Proche-Orient : et si nous cessions d’être hypocrites ?

 

La situation au Proche Orient une fois de plus, fait la une de l’actualité. Au-delà de l’horreur de la situation faite aux hommes, aux femmes et aux enfants, essayons d’analyser la situation dans laquelle nous sommes. Les puissances occidentales et, en particulier les Européens, ne feront rien. Ou plutôt si, ils soutiendront Israël jusqu’au bout. Peut-être que certains d’entre eux auront des hauts le cœur, diront qu’il faut cesser les combats, mais l’ensemble des dirigeants actuellement au pouvoir, pour des raisons historiques, politiques, religieuses, culturelles, économiques, militaires, stratégiques, énergétiques, sociologiques, psychologiques et idéologiques, ne peuvent envisager de s’opposer sérieusement à l’Etat d’Israël.

 

La récente décision du Conseil des ministres des Affaires étrangères de procéder au « rehaussement » des relations entre l’UE et Israël, contre le Parlement européen qui lui, avait décidé de repousser sa décision, en est l’illustration la plus évidente. D’ailleurs, sur la scène mondiale, qui veut réellement d’un Etat palestinien ? Il faut cesser d’être naïf et oser regarder les choses en face. Une poignée d’homme et de femmes ont fait l’analyse que le monde d’aujourd’hui et a fortiori de demain ne pouvait plus fonctionner avec les règles d’hier, car ces règles ne leurs conviennent plus. Le pouvoir serait une chose trop sérieuse pour le laisser entre les mains des peuples, pour paraphraser Clémenceau.

 

On voit bien à quel point le fonctionnement démocratique « normal » procédant de la souveraineté populaire est de plus en plus considéré comme un obstacle à l’élaboration de grandes structures politiques et technocratiques. L’exemple européen en est l’illustration.

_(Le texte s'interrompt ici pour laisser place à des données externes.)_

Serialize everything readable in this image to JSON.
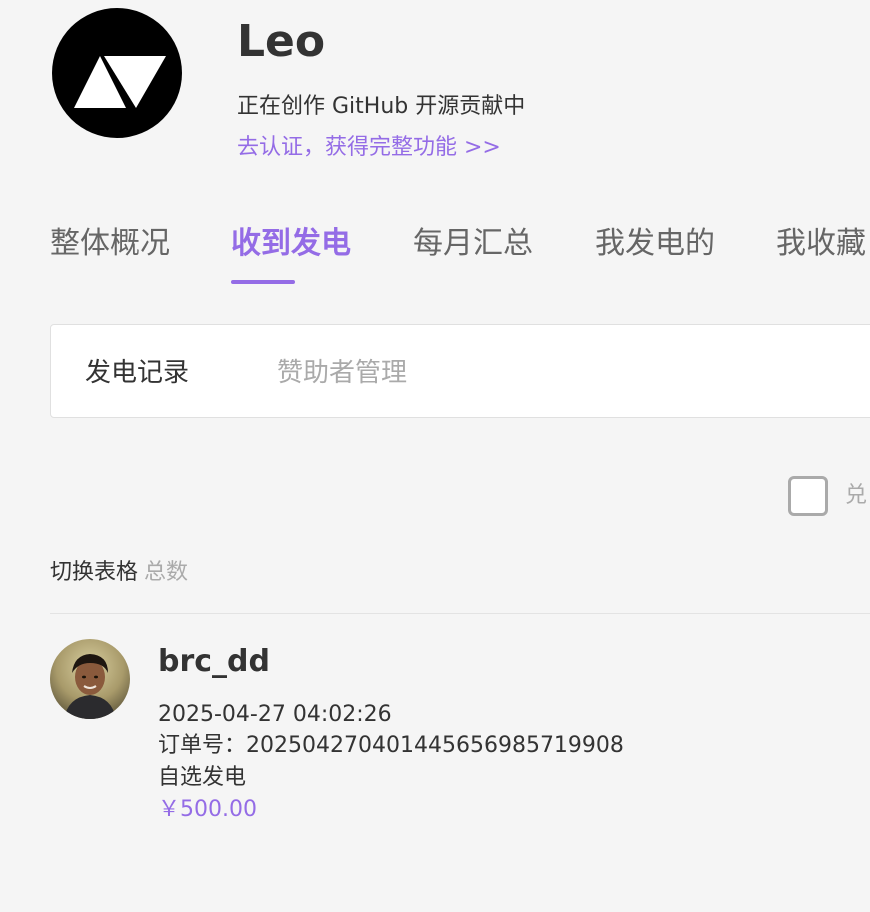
{
  "profile": {
    "name": "Leo",
    "bio": "正在创作 GitHub 开源贡献中",
    "verify_link": "去认证，获得完整功能 >>"
  },
  "tabs": [
    {
      "label": "整体概况",
      "active": false
    },
    {
      "label": "收到发电",
      "active": true
    },
    {
      "label": "每月汇总",
      "active": false
    },
    {
      "label": "我发电的",
      "active": false
    },
    {
      "label": "我收藏",
      "active": false
    }
  ],
  "subtabs": [
    {
      "label": "发电记录",
      "active": true
    },
    {
      "label": "赞助者管理",
      "active": false
    }
  ],
  "filter": {
    "checkbox_label": "兑",
    "checked": false
  },
  "toolbar": {
    "toggle_table": "切换表格",
    "total_label": "总数"
  },
  "records": [
    {
      "sponsor": "brc_dd",
      "time": "2025-04-27 04:02:26",
      "order": "订单号：20250427040144565698571990 8",
      "type": "自选发电",
      "amount": "￥500.00"
    }
  ],
  "colors": {
    "accent": "#946ce6",
    "background": "#f5f5f5"
  }
}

Le suffrage universel quand il s’exprime différemment du résultat attendu n’est plus considéré comme étant la source de la souveraineté mais comme le résultat d’un malentendu, d’une erreur, d’une mauvaise communication institutionnelle, voire de la bêtise de l’électeur. Le résultat du vote n’est en réalité pas accepté et on le contourne ou on fait revoter. Il faut se souvenir de la première élection de GW Bush, des référendums danois, français, néerlandais ou irlandais. Ces situations sont maintenant trop nombreuses pour relever simplement du hasard. Nous sommes maintenant dans le signifiant.

 

En réalité, la volonté farouche du peuple palestinien d’exister sur la scène internationale à égalité avec tous dans le concert des nations apparaît comme une incongruité. Sa volonté de voir reconnus ses droits historiques sur la Palestine comme un archaïsme. D’ailleurs l’Union européenne a-t-elle hésité un instant à ne pas reconnaître le résultat des élections législatives dont elle avait elle-même exigé la tenue via la « feuille de route » ? Au motif que le Hamas n’est pas fréquentable. Il fallait le dire alors et refuser de cautionner des élections auxquelles on savait qu’il participait.

Il est aisé d’imaginer l’incompréhension des Palestiniens devant un tel comportement, sauf que l’UE est en fait déjà dans un « ailleurs post démocratique » (…).

 

Ce n’est pas pour rien que Jean-Pierre Chevènement considère depuis longtemps que le dossier israélo-palestinien est à placer en priorité absolue de la politique internationale (voir Les voeux de Jean-Pierre Chevènement pour l'année 2009).

 

Ce n’est pas par hasard que la Fondation Res Publica | République, mondialisation, dialogue des ... a organisé deux colloques en 2008 sur l’évolution des sociétés israélienne et palestinienne

Voir Deux colloques de la Fondation Res Publica sur Israël et la Palestine

 

 

Cet article est le 7ème sur ce blog dans la catégorie Proche Moyen Orient.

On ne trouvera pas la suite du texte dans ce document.